George Selgin
About
Economist who wrote about bitcoin's origin and trust problem
Claims by George Selgin (20)
If a free bank ran out of gold in a panic it would shut down and be liquidated, but note and deposit holders often received a complete payout after some delay from the bank's assets and capital, which is why Scotland's overall loss figures were very modest despite occasional individual failures.
The Scottish 'option clause' let banks suspend note redemption while paying note holders the maximum legal 5% interest during suspension, converting the note into a small bond; it developed to defend against rival banks staging note 'raids,' and was an incentive-compatible device never actually used against customer runs.
U.S. banks lost their right to issue notes in two Civil War stages: state banks were taxed out of note issuance, while federally chartered National Banks could only issue notes if backed more than fully by U.S. government securities—a design meant to finance the war, not to improve the monetary system.

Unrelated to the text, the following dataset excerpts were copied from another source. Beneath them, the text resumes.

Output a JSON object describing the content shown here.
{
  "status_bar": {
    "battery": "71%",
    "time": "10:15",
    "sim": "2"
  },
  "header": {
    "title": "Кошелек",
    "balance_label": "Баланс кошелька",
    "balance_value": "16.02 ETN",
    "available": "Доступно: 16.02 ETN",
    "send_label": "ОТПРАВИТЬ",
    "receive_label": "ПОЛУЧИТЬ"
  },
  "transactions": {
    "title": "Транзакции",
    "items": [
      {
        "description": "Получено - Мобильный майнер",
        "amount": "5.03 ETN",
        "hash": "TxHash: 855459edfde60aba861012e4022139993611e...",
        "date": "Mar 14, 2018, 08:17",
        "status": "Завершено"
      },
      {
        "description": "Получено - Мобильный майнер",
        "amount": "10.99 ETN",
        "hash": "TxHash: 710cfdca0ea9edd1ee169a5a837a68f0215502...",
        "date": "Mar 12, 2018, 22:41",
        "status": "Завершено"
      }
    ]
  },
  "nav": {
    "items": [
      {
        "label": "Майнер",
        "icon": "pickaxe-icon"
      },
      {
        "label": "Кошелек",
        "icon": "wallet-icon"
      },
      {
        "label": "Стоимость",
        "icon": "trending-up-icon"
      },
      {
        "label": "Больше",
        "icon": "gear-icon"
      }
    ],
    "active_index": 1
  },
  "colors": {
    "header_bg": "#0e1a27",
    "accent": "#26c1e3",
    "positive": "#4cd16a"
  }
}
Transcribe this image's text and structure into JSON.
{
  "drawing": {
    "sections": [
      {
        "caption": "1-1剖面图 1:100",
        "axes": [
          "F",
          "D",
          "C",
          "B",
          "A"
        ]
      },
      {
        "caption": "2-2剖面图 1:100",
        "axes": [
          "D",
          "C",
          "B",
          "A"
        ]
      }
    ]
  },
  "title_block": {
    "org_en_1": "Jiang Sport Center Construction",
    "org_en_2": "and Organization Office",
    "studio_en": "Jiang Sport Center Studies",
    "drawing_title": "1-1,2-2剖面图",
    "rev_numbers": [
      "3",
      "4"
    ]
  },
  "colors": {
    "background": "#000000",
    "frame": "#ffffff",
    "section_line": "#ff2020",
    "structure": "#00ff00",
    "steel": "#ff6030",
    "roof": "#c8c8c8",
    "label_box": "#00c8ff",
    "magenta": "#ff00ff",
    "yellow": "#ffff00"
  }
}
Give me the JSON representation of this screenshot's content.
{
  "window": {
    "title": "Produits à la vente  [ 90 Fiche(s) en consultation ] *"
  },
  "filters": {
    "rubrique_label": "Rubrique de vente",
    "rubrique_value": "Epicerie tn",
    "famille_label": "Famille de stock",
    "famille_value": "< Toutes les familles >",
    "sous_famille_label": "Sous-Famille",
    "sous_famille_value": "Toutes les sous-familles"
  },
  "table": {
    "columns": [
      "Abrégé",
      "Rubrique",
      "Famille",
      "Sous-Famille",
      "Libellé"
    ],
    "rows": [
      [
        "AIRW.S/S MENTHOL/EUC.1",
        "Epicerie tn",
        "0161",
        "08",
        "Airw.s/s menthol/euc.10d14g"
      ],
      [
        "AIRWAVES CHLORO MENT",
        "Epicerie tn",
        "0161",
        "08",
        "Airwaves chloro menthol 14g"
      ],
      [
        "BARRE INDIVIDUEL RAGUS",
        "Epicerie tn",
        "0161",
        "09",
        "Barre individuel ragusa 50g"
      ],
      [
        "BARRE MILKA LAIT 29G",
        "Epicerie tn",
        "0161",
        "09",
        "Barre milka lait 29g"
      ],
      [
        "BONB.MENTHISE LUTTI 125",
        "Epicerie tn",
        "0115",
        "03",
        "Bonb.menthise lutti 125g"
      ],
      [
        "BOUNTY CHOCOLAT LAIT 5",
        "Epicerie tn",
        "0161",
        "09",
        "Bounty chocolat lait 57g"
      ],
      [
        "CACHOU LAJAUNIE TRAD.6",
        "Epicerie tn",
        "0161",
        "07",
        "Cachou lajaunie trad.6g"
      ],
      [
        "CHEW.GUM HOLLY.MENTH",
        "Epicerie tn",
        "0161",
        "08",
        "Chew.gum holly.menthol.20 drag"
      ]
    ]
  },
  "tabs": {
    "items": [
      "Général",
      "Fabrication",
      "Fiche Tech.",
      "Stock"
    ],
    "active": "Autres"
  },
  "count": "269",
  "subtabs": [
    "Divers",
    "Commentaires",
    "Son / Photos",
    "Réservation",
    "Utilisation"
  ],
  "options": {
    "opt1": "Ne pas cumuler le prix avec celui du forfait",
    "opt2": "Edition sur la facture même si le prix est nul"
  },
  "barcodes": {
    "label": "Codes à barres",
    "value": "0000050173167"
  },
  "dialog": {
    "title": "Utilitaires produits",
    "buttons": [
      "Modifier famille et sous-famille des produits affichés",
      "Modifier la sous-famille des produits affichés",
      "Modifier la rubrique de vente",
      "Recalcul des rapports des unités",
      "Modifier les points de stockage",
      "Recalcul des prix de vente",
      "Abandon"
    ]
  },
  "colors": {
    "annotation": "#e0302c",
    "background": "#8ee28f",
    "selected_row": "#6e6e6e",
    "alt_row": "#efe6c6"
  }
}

Under competitive note issuance, an individual bank that over-issues faces a reserve drain: notes it issues are received and returned for redemption by rival banks, draining its reserves, which strictly limits how much currency any single bank can create—the same discipline that constrains deposit creation today via check-clearing.
In free banking, a private clearinghouse acts as a banker's club that detects banks lending too aggressively before the public does, expelling them and prompting other banks to refuse their notes—as happened to the Ayr Bank in Adam Smith's day, which collapsed quickly with losses borne mainly by its shareholders.

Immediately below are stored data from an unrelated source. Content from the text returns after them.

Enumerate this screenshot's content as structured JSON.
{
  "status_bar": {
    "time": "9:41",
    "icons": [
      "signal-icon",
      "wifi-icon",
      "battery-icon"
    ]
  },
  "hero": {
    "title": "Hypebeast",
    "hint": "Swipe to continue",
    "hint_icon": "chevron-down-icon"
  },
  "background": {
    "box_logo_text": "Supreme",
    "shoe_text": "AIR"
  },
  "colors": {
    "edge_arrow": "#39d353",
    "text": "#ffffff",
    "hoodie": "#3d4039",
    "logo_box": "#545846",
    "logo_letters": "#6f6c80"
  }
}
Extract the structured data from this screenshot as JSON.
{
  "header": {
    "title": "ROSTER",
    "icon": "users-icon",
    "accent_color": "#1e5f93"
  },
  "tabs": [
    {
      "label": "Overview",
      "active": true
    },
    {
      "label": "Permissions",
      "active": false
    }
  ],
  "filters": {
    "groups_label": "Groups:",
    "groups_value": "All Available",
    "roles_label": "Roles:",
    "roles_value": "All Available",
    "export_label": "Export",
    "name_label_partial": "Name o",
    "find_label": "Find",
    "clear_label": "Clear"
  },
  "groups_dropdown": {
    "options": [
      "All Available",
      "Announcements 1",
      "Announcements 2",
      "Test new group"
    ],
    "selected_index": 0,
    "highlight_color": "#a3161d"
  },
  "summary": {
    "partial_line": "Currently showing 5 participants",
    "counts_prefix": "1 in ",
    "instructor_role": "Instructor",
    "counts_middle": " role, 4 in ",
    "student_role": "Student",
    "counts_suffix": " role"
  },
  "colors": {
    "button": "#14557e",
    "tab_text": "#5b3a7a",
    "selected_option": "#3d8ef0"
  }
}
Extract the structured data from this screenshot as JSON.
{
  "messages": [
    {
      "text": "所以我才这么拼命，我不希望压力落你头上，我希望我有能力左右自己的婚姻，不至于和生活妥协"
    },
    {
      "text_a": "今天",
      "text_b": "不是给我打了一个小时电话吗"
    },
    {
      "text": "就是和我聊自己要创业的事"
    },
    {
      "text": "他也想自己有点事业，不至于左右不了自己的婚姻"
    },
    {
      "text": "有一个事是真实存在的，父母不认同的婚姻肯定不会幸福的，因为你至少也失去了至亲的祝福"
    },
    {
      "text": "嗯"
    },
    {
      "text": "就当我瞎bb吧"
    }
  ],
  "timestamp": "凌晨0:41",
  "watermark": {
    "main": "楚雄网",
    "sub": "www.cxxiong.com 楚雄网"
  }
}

A bank note, unlike a deposit account, is a financial asset traded in a secondary market and priced by expert market makers, so any doubt about a bank's solvency causes its notes to trade at a discount immediately—giving note holders faster warning signals than a car buyer gets about product quality.
In a free banking system, customers face two screening decisions—which bank to entrust with their money, and which other banks' notes their bank accepts—so a bank's willingness to accept another's notes signals that bank's safety, and banks not in good standing get weeded out of the system.

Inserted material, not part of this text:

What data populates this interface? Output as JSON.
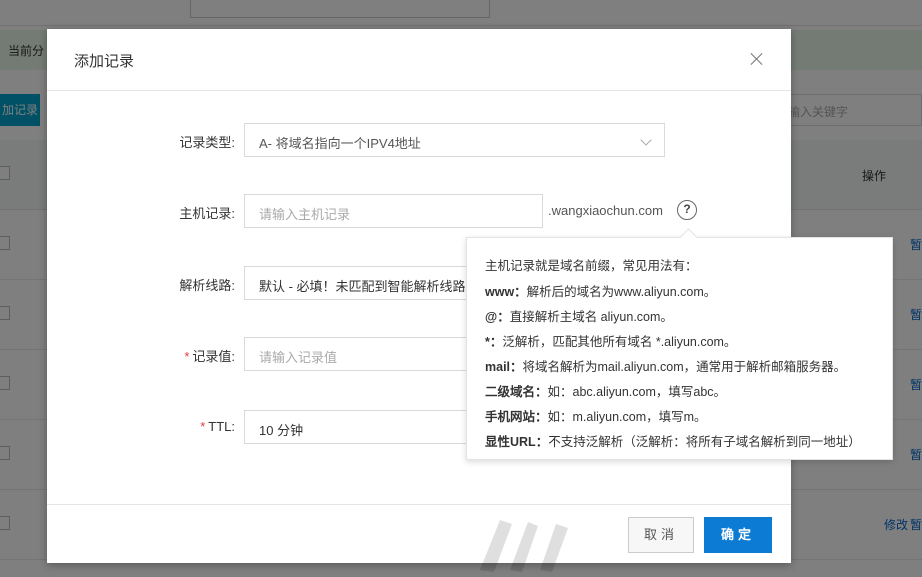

Because National Bank notes had to be backed by government securities, as the government retired its post-Civil War debt it became exceedingly costly to supply currency, so the currency supply shrank even as the country grew rapidly, causing severe currency shortages and financial crises in the late 19th and early 20th centuries.
The option clause is incentive-compatible: if correctly designed with the right interest rate, it only pays a bank to invoke it (rather than wind up) when the bank is actually solvent but facing an irrational panic; an insolvent bank with bad loans gains nothing from invoking it and simply shuts down—so it creates no moral hazard.